Caruana Galizia married young and had three children by her mid-20s when she was hired as a columnist by the Sunday Times of Malta. Until then, she recalled, comment pieces had been written anonymously.
“Malta got its first named newspaper columnist and it was a 25-year-old woman. And this thing was a double shock. And I used to have people actually telling me: ‘But does your husband write them for you? Does your father? Does your brother?’”

Becoming well known at a young age prepared her for what was to come, she said.
“I literally know no other way of life. I got used to it, like, you know, like a scar forms around a wound.”
The attempts to silence her began early on, according to a list of attacks compiled by the family. In 1995, after reporting on the activity of a drug trafficker, their dog’s throat was slit and its body left at the door of their home.
In 2006, truck tyres were piled up and set on fire against their back door in the middle of the night.
During the 2008 general election, Caruana Galizia and her youngest son, Paul, then a 19-year-old student, attended a political debate at the University of Malta.
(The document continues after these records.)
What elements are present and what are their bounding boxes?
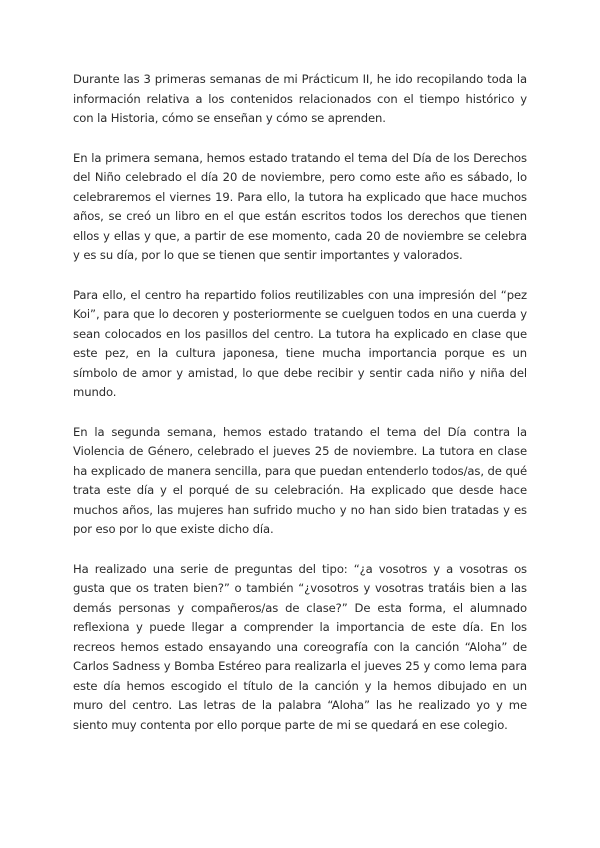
paragraph-children-rights-day: En la primera semana, hemos estado tratando el tema del Día de los Derechos del Niño celebrado el día 20 de noviembre, pero como este año es sábado, lo celebraremos el viernes 19. Para ello, la tutora ha explicado que hace muchos años, se creó un libro en el que están escritos todos los derechos que tienen ellos y ellas y que, a partir de ese momento, cada 20 de noviembre se celebra y es su día, por lo que se tienen que sentir importantes y valorados.	[73, 150, 527, 262]
document-body	[73, 70, 527, 735]
paragraph-koi-fish: Para ello, el centro ha repartido folios reutilizables con una impresión del “pez Koi”, para que lo decoren y posteriormente se cuelguen todos en una cuerda y sean colocados en los pasillos del centro. La tutora ha explicado en clase que este pez, en la cultura japonesa, tiene mucha importancia porque es un símbolo de amor y amistad, lo que debe recibir y sentir cada niño y niña del mundo.	[73, 287, 527, 399]
paragraph-practicum-intro: Durante las 3 primeras semanas de mi Prácticum II, he ido recopilando toda la información relativa a los contenidos relacionados con el tiempo histórico y con la Historia, cómo se enseñan y cómo se aprenden.	[73, 72, 527, 125]
paragraph-aloha-choreography: Ha realizado una serie de preguntas del tipo: “¿a vosotros y a vosotras os gusta que os traten bien?” o también “¿vosotros y vosotras tratáis bien a las demás personas y compañeros/as de clase?” De esta forma, el alumnado reflexiona y puede llegar a comprender la importancia de este día. En los recreos hemos estado ensayando una coreografía con la canción “Aloha” de Carlos Sadness y Bomba Estéreo para realizarla el jueves 25 y como lema para este día hemos escogido el título de la canción y la hemos dibujado en un muro del centro. Las letras de la palabra “Aloha” las he realizado yo y me siento muy contenta por ello porque parte de mi se quedará en ese colegio.	[73, 561, 527, 732]
paragraph-gender-violence-day: En la segunda semana, hemos estado tratando el tema del Día contra la Violencia de Género, celebrado el jueves 25 de noviembre. La tutora en clase ha explicado de manera sencilla, para que puedan entenderlo todos/as, de qué trata este día y el porqué de su celebración. Ha explicado que desde hace muchos años, las mujeres han sufrido mucho y no han sido bien tratadas y es por eso por lo que existe dicho día.	[73, 424, 527, 536]
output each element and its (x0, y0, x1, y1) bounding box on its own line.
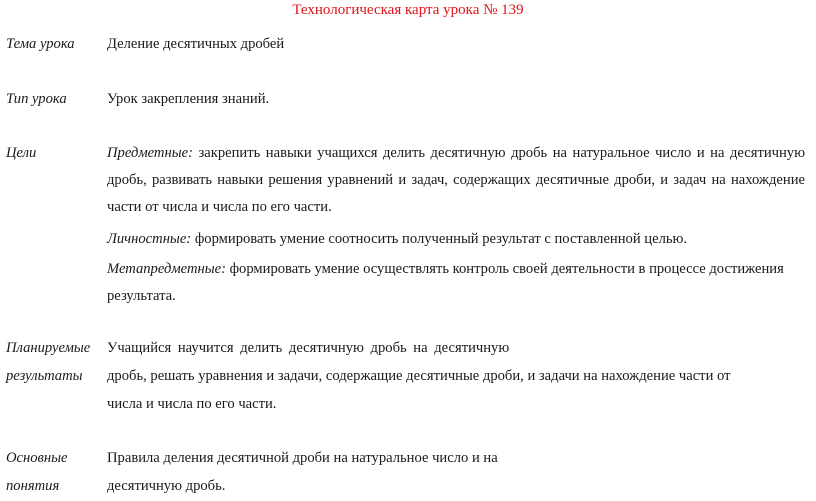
lesson-type-label: Тип урока (6, 91, 67, 107)
basic-concepts-label-line2: понятия (6, 478, 60, 494)
goals-personal-text: формировать умение соотносить полученный результат с поставленной целью. (194, 231, 688, 247)
goals-subject-text: закрепить навыки учащихся делить десятичную дробь на натуральное число и на десятичную дробь, развивать навыки решения уравнений и задач, содержащих десятичные дроби, и задач на нахождение части от числа и числа по его части. (107, 145, 805, 215)
planned-results-line3: числа и числа по его части. (107, 396, 277, 412)
basic-concepts-line1: Правила деления десятичной дроби на натуральное число и на (107, 450, 498, 466)
planned-results-label-line2: результаты (6, 368, 83, 384)
basic-concepts-line2: десятичную дробь. (107, 478, 226, 494)
goals-personal-paragraph (107, 226, 805, 253)
topic-label: Тема урока (6, 36, 75, 52)
goals-label: Цели (6, 145, 37, 161)
topic-value: Деление десятичных дробей (107, 36, 285, 52)
goals-meta-text: формировать умение осуществлять контроль своей деятельности в процессе достижения результата. (107, 261, 784, 304)
goals-subject-label: Предметные: (107, 145, 193, 161)
planned-results-line1: Учащийся научится делить десятичную дробь на десятичную (107, 340, 510, 356)
goals-meta-paragraph (107, 256, 805, 310)
basic-concepts-label-line1: Основные (6, 450, 68, 466)
planned-results-label-line1: Планируемые (6, 340, 91, 356)
goals-meta-label: Метапредметные: (107, 261, 226, 277)
page-title: Технологическая карта урока № 139 (292, 2, 524, 18)
goals-personal-label: Личностные: (107, 231, 192, 247)
goals-subject-paragraph (107, 140, 805, 221)
planned-results-line2: дробь, решать уравнения и задачи, содержащие десятичные дроби, и задачи на нахождение части от (107, 368, 731, 384)
lesson-type-value: Урок закрепления знаний. (107, 91, 270, 107)
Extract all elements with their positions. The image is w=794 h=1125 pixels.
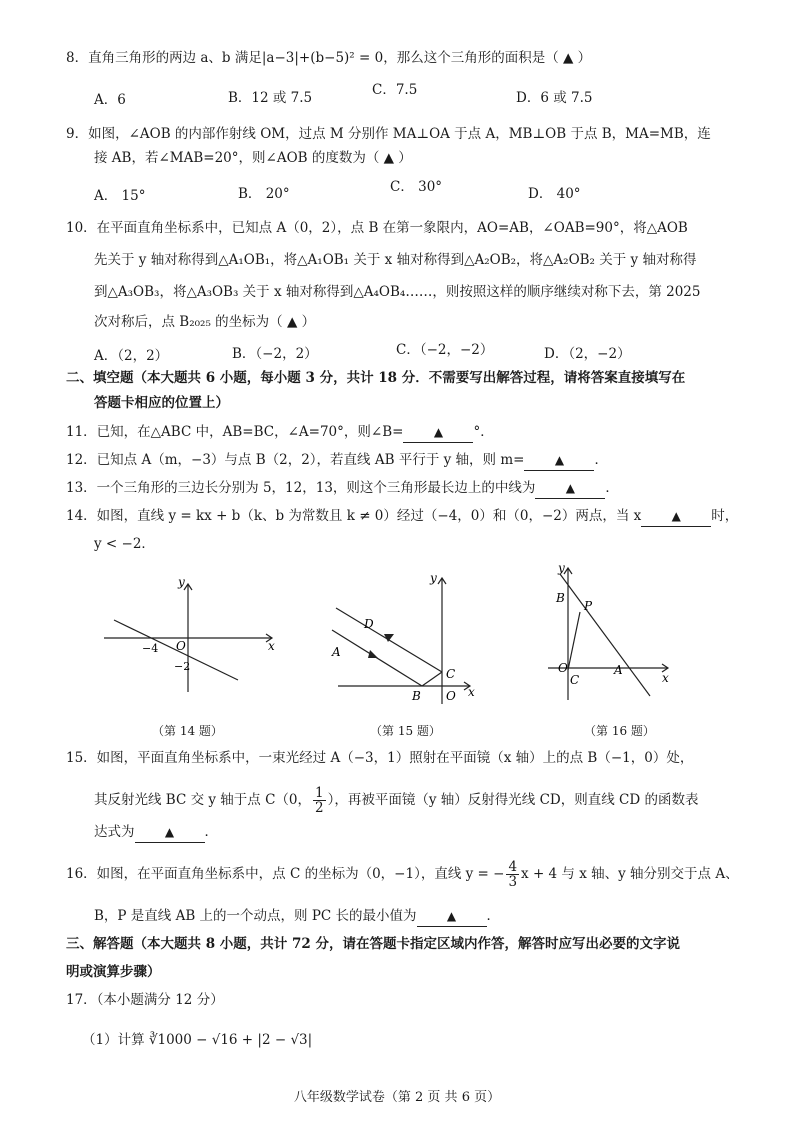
point-c-label: C xyxy=(570,673,580,687)
point-d-label: D xyxy=(364,617,374,631)
q8-option-a: A．6 xyxy=(94,92,126,108)
y-label: y xyxy=(430,571,437,585)
point-b-label: B xyxy=(556,591,565,605)
q15-fraction-numerator: 1 xyxy=(315,785,324,801)
origin-label: O xyxy=(558,661,568,675)
question-13 xyxy=(66,478,619,499)
figure-15-caption: （第 15 题） xyxy=(370,724,441,738)
q16-line-2 xyxy=(94,906,500,927)
point-a-label: A xyxy=(332,645,341,659)
answer-mark: ▲ xyxy=(554,453,565,467)
x-label: x xyxy=(662,671,669,685)
q16-tail: ． xyxy=(486,908,501,924)
q15-tail: ． xyxy=(204,824,218,840)
q8-stem-a: 8．直角三角形的两边 a、b 满足 xyxy=(66,50,262,66)
q9-option-a: A． 15° xyxy=(94,188,146,204)
q15-line-2-text: 其反射光线 BC 交 y 轴于点 C（0， xyxy=(94,792,312,808)
q11-text: 11．已知，在△ABC 中，AB=BC，∠A=70°，则∠B= xyxy=(66,424,404,440)
segment-pc xyxy=(568,612,580,670)
point-p-label: P xyxy=(584,599,593,613)
q12-answer-blank[interactable] xyxy=(524,450,594,471)
q9-option-b: B． 20° xyxy=(238,186,290,202)
answer-mark: ▲ xyxy=(671,509,681,523)
x-label: x xyxy=(268,639,275,653)
q13-text: 13．一个三角形的三边长分别为 5，12，13，则这个三角形最长边上的中线为 xyxy=(66,480,536,496)
q16-line-1 xyxy=(66,860,739,889)
q10-line-3: 到△A₃OB₃，将△A₃OB₃ 关于 x 轴对称得到△A₄OB₄……，则按照这样的顺序继续对称下去，第 2025 xyxy=(94,284,701,300)
q13-tail: ． xyxy=(605,480,619,496)
point-a-label: A xyxy=(614,663,623,677)
answer-mark: ▲ xyxy=(446,909,457,923)
q8-option-d: D．6 或 7.5 xyxy=(516,90,593,106)
q15-line-3 xyxy=(94,822,218,843)
figure-16-caption: （第 16 题） xyxy=(584,724,655,738)
q8-option-c: C．7.5 xyxy=(372,82,418,98)
section-2-heading-line-2: 答题卡相应的位置上） xyxy=(94,395,229,411)
q14-tail: 时， xyxy=(711,508,739,524)
answer-mark: ▲ xyxy=(164,825,175,839)
q13-answer-blank[interactable] xyxy=(535,478,605,499)
q16-line-1-text: 16．如图，在平面直角坐标系中，点 C 的坐标为（0，−1），直线 y = − xyxy=(66,866,505,882)
q11-tail: °． xyxy=(473,424,494,440)
figure-14-caption: （第 14 题） xyxy=(152,724,223,738)
q15-fraction-denominator: 2 xyxy=(315,800,324,816)
x-intercept-label: −4 xyxy=(142,642,159,655)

Throughout the event they were filmed and photographed at close range, before Labour-supporting media broadcast the footage on television and online.
By then, Caruana Galizia’s support for the Nationalist party had made her a target in Malta’s tribal, two-party system. The Labour campaign plastered her face on billboards, depicting her as a member of the ruling elite.
In 2013, the mayor of a Maltese town led a mob that followed Caruana Galizia through the streets, insulting her and chanting slogans, until she sought refuge in a convent. The nuns bolted the door and called the police.
When Labour won power five years ago, the harassment intensified. It now appeared to be, in effect, government-sanctioned harassment.
Caruana Galizia feared for her family. Her husband, Peter, saw government contracts withdrawn from his law firm. Last year her son Andrew, a diplomat, was recalled from India with two weeks’ notice. He has since quit his job.
Responding to questions about Andrew’s departure, the prime minister said in an email from his spokesman that he did not involve himself in individual staffing matters, and that he had been assured “nothing irregular occurred and that all proper and correct procedures were followed”.
Caruana Galizia’s biggest fear was that her example might discourage other journalists, women in particular, from speaking out. She described a “climate of fear”, saying “all journalists in Malta know that they are operating under the goodwill of those they write about”.
Before Caruana Galizia was killed, there were 47 libel suits outstanding against her, but she remained defiant. Towards the end of their interview, she told the researcher: “There isn’t one politician in parliament now, on either side of the house, who was there when I started working. I’ve seen them all off, you know, and I am still here, being targeted by the same machine.”
• This article was amended on 18 April 2018. The recording was made 10 days before her death, not six, as we said originally.